Pandemic Had 'Silver Lining' in Broadband Buildout, but Millions of Students Still Aren't Online
The COVID-19 pandemic sent educators scrambling when schools closed overnight in March 2020, said Jason Amos, National School Boards Association director-communications, during a Broadband Breakfast webinar Wednesday. The “silver lining” is that the pandemic led to better broadband buildout, he said. Experts said schools continue to face challenges, including the advent of generative AI.

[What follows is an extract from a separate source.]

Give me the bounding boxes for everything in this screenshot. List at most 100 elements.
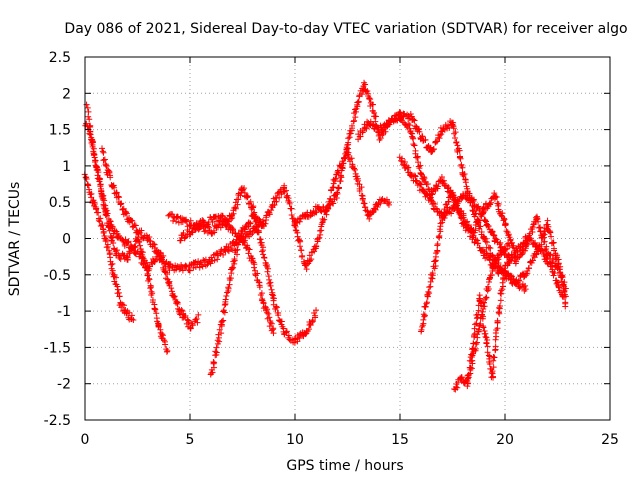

“A lot of school districts got creative -- they put Wi-Fi on school buses and parked them in high-needs communities” at the start of the pandemic, Amos said. In Alaska, a school district used a radio station to broadcast content to students, he said. Schools continue to use broadband three years later, he said. Snow days have become remote learning days in some districts, he said, and kids who are sick have more opportunities for remote learning. “Some kids actually benefit more when they’re learning online,” he said.
Challenges remain with millions of school children still not online and some having to share a device with multiple family members, Amos said. In some cases, school districts overstate the extent broadband is available, he said. “The pandemic certainly exacerbated disparities … in education and access, opportunity and achievement,” he said.
Amos said when his daughter brought home an iPad for remote learning he realized how lucky he was to live in an area where such devices were readily available. As test results start to roll in, educators are seeing some of biggest declines ever in average math and reading scores, he said: The results aren’t surprising, “but they’re no less worrisome.”
Schools came out of the pandemic “stronger and more aware of how our students learn, and the access that they have at home,” said consultant Eileen Belastock, a former high school principal and director of technology for Nauset Public Schools in Massachusetts. Parts of relatively wealthy school districts still don’t have access to reliable broadband, she said. “We’re really still dealing with the digital divide” and some families find that even low-cost service “is a stretch for them,” she said. Data privacy and security also remain concerns, she said.
Schools knew “everyone was going through a really tough time” during the pandemic, and expectations dropped, said Charles Severance, University of Michigan clinical professor-information. “It’s difficult to convince students to go back to the previous expectations,” he said.
Just as education became more normalized, schools started to face the challenges posed by ChatGPT, Severance said. The combination of moving things online and allowing remote learning “tends to make some of your coursework ideally solvable by ChatGPT,” he said. Educators don’t want to prohibit use of generative AI, which is “like saying you need to do this job and you can’t use Google search,” he said: “We’re facing another sort of transformation.”
Amos noted the FCC said this week more than 20 million households have enrolled in the FCC's affordable connectivity program (see 2308140059). “That’s great it’s serving so many people -- the downside is the more people it serves the faster it’s going to run out of money,” he said.